La bataille contre la grippe est lancée
L'Office fédéral de la santé publique lance une campagne en faveur de la vaccination contre la grippe. L'épidémie touche chaque année 10% des Suisses.
La campagne de l’OFSP vise à sensibiliser les personnes à risques et à débanaliser la grippe. Des brochures et des informations sont disponibles auprès des pharmaciens et des médecins.
Des chiffres alarmants
Les statistiques montrent que la grippe est une épidémie à prendre au sérieux. Chaque année, elle provoque en Suisse entre 400 et 1000 décès et de 1000 à 5000 hospitalisations.
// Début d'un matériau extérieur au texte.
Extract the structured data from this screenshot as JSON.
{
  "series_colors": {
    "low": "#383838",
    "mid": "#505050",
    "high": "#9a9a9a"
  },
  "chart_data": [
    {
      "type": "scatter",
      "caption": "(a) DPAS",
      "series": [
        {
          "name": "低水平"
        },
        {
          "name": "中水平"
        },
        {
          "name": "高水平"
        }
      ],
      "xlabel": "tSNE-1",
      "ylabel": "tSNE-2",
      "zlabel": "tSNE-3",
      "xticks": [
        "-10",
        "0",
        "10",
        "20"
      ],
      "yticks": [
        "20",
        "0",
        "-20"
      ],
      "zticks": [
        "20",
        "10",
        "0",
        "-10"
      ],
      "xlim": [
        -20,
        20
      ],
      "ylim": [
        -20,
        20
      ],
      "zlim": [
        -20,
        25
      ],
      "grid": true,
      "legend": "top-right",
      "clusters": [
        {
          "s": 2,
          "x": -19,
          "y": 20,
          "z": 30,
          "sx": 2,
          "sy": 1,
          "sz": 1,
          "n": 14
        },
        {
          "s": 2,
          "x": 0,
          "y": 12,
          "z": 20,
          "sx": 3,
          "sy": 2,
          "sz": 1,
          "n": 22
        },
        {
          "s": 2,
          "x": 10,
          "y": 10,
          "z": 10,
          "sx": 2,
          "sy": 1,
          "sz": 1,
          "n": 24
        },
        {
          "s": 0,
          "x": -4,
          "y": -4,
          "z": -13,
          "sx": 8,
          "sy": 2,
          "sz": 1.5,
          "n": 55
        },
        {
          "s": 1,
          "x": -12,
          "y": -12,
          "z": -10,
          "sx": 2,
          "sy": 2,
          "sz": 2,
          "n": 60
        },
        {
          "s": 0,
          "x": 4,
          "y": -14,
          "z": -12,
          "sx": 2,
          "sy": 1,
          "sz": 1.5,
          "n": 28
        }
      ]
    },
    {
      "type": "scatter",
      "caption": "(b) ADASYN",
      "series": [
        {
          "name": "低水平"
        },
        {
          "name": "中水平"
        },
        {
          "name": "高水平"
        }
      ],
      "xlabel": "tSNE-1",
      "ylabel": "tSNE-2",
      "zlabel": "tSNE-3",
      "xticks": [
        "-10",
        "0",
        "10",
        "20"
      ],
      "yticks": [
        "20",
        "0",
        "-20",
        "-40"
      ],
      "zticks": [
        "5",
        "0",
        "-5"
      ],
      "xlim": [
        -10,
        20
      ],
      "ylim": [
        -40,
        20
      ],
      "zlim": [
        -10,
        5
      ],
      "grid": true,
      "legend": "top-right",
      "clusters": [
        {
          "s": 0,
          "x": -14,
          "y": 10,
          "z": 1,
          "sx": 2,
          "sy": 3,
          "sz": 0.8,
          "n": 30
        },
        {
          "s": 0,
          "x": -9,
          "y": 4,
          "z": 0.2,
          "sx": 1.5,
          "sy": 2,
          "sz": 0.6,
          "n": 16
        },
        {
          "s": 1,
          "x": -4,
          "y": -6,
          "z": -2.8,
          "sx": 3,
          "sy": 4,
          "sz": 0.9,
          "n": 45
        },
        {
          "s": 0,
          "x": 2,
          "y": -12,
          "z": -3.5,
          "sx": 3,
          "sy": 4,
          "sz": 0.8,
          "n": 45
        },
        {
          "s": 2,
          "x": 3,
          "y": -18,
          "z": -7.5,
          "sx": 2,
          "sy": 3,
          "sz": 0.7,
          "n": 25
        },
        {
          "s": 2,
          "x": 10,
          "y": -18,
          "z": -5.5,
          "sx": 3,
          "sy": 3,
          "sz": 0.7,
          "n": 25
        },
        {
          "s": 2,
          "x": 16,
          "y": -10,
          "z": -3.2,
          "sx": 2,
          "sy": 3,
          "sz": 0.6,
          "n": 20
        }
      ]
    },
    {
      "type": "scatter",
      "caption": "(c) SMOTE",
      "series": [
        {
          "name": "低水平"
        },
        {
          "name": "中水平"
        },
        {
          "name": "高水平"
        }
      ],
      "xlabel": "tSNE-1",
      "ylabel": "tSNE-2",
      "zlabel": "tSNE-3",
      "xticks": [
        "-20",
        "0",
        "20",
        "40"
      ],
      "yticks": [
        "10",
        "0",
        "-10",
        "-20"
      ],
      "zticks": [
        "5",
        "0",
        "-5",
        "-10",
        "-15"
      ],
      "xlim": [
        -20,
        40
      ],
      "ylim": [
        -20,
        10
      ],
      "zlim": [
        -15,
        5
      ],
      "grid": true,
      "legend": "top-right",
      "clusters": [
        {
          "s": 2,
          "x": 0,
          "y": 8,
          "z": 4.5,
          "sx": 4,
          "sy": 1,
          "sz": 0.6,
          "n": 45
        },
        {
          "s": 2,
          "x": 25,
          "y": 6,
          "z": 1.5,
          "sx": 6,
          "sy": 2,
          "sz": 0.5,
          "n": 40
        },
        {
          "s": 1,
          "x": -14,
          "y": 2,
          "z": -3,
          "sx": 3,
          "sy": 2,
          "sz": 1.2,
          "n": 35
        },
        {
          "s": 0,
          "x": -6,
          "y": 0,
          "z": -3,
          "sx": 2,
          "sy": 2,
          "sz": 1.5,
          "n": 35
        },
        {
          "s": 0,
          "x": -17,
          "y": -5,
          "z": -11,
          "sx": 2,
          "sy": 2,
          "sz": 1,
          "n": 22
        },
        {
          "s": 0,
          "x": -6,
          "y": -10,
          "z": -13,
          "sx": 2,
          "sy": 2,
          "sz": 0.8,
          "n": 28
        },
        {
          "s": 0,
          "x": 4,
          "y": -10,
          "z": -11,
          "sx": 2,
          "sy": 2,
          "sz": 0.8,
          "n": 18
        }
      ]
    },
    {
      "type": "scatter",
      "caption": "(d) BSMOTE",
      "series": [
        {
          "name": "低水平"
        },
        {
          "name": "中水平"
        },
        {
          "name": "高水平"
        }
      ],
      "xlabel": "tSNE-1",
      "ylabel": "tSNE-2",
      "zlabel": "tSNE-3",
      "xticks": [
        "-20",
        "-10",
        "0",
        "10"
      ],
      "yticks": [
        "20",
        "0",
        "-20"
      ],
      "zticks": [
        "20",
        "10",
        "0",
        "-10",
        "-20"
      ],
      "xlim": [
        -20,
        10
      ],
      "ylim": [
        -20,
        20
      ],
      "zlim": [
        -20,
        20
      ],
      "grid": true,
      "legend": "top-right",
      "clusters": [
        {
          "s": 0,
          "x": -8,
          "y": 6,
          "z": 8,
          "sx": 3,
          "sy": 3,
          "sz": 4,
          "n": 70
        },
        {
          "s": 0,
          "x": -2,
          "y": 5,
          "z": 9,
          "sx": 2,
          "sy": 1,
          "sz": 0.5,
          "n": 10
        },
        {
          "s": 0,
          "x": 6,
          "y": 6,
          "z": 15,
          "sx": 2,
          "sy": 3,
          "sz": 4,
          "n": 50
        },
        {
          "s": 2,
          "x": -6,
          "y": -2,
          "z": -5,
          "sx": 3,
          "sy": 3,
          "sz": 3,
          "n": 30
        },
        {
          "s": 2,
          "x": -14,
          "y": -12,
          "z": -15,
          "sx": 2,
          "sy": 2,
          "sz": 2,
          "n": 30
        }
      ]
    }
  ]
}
Les médecins sont d’ailleurs débordés durant l’hiver. Selon les années, on enregistre entre 100 000 et 300 000 consultations pour cause de grippe.
Tout le monde n’est pas égal devant l’épidémie. Les personnes âgées et les celles atteintes de maladies chroniques y sont particulièrement sensibles.
Mais, pour Catherine Ammon, chef du projet «prévention de la grippe» de l’OFSP, la vaccination ne doit pas se limiter aux groupes à risques. «Notre leitmotiv est de dire: vaccinez-vous pour rester en bonne santé», déclare-t-elle.
Enjeu économique
Les épidémies de grippe ont un coût élevé. Environ 100 millions de francs sont dépensés chaque année, uniquement en médicaments.
Par ailleurs, une personne atteinte par la grippe s’absente de son travail en moyenne pendant six jours. Avec, bien sûr, à la clef, une baisse de la productivité.
C’est la raison pour laquelle certaines entreprises payent une vaccination pour les collaborateurs qui le souhaitent. Particulièrement exposé, le personnel soignant est par exemple vivement encouragé à se faire vacciner.
Les caisses-maladie font également un geste et remboursent les vaccinations. Mais seulement pour les groupes à risques.
Moins de décès
Le virus de la grippe se modifiant chaque année, la vaccination doit être pratiquée chaque automne, entre la mi-octobre et la mi-novembre. La vaccination n’évite cependant pas toujours l’infection.
La vaccination reste cependant utile, même en cas de maladie. En effet, le virus a moins de prise sur les personnes vaccinées. Elles sont donc mois susceptibles de mourir ou de se faire hospitaliser. Autre avantage, les malades vaccinés propagent moins facilement l’épidémie.
Suspicion sur les sprays
Les vaccins sont administrés par piqûre ou par spray nasal. Cette dernière méthode ne sera toutefois pas utilisée cet automne.
Des cas de paralysie faciale en en effet été relevés en Suisse alémanique après administration du spray. Aucune relation de cause à effet n’a pour l’heure été prouvée, mais des études sont encore en cours.